It’s that time of the year again when transfers are huffing around like lost, overgrown children through the cold and stairs, some friends from the start of the year have dropped off the grid, and you’re probably torn between buying books or food or having a life outside of campus (aka booze). It’s the start of a new semester, so it MUST be the perfect time to try something new or better yourself! This is YOUR semester, Niner Nation, and because we know how hard it can be to find a feasible resolution, here are some suggestions to slay this semester.
5.) Go to the gym approximately twice a semester:
New semester, new you! A new, more fit you! But who has time for an actual gym routine? This semester, make sure to stop by the newly renovated Belk Gym like two or three times for that little ego boost you need. It’s what’s on the inside that counts.
Maybe somebody will just happen to ask you about your day right after you’re coming back from that “brisk” treadmill walk. Then you can proudly say, “Oh, it was okay. I stopped by the gym this morning but it’s no big deal.” OH BUT IT IS. It’s a very big deal. Did you just twerk for 30 minutes in that Zumba class? We count it. Was that your ~second~ trip to the gym already? Resolution = met. Go you!
4.) Become BFF’s with Greg Olsen’s brother:
Having a vague resolution like “make new friends!” is daunting — at least have a clear end goal in sight. If you don’t know who Greg Olsen is, he’s the Panther’s star tight end. His little bro, Kevin Olsen, is transferring to UNCC to play for the 49ers football team this semester, so you should maybe try to be friends with him as some lame claim to fame. But, maybe he’s a cool guy and you’ll form a real friendship that will last years with endless and irreplaceable memories, regardless of the baggage he might be bringing with him. Maybe you’ll get to meet the Panthers! Or maybe you’ll get to meet the Dean of Students for stalking. That’s cool too. (We ship you, though.)
3.) Drink to the memory of Belk Tower only 3 times a day:
Try to make it a personal goal to only ugly cry and drink when you think about our long lost monument a maximum of three times a day. Anything more than that is excessive, but understandable. We’re here for you. It’s a terrible loss. Belk Tower may be gone forever, but we’re sure Chancellor Dubois will find something as tacky as the Atkins carpet to replace it. Regardless, it’ll never be the same (especially since we have to walk all the way around the fences in the winter elements to get to class)… RIP, you phallic campus norm.
2.) Kill it on Yik Yak:
UNCC has a thriving community on the Yik Yak app, so make it your goal to make someone laugh, smile, cry, or vomit profusely at your carefully crafted posts this semester. Talk about your last relationship or maybe something funny you saw at Prospector. Rant about Pastor Gary. Complain about Crown or PATS or our Chemistry department. Those are usually pretty popular. Take a picture of a goose. Take a picture of the sunset… five times. Take a picture of segway guy, Michael Jackson Carrot Top, shirtless black guy, or unicycle guy. Any of these will work. Be more concerned over your yak karma and upvotes than your GPA, and you’ll be Yik Yak famous in no time!
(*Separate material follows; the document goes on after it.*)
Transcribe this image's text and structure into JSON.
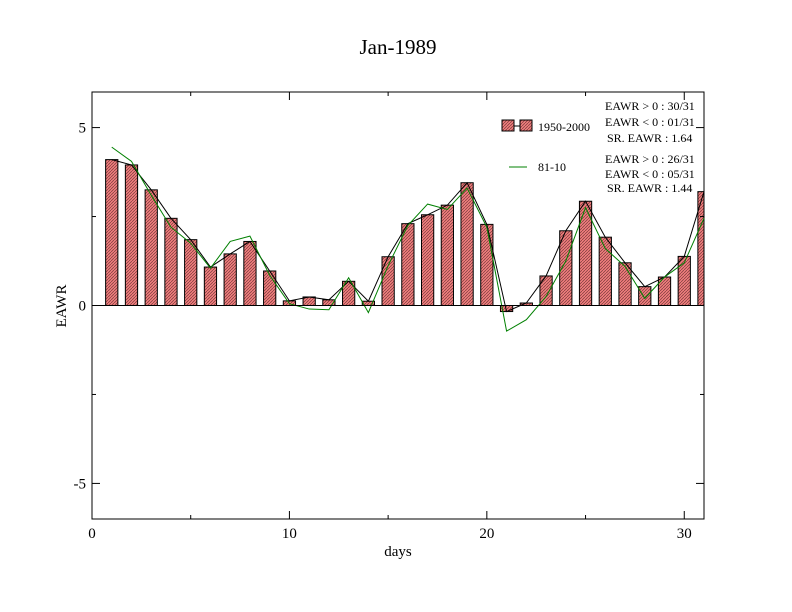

1.) Form an alliance with the campus raccoons:
Boutta scavenge dat booty
— UNCC Raccoon (@UNCCRaccoon) November 18, 2015
You’re gonna run out of meal swipes, DB, and Poptarts from your mini fridge at some point this semester. When this happens, you should be prepared to meet up with your furry friends to collect food offerings. The UNCC raccoons can get you some half-decent chow mein leftovers from Panda Express or maybe an entire dropped SoVi to-go box on those lucky days! Sometimes they chill in the Atkin’s trashcans, or around Phase IV dumpsters — particularly one rather obese raccoon that might have a disability. You’ll need this partnership when times get tough this Spring. Don’t take the frightened, caught stares or scurrying away personally — they’re probably friendlier than the geese. Also freshmen, you’re in for a treat once nesting season comes around. Spring does not equal new life; it’s going to be a death battle on the way to class with the geese.
Whatever your resolutions are this semester are, just remember to keep your goals in your line of sight and work your hardest to be your best. But, if all else fails, just remember that one study found that only 8% of people meet their resolutions: you don’t have to be that 8%! You keep doing you, and if that means failing, then (just like with those 16 hour withdrawal limits) you always have next semester!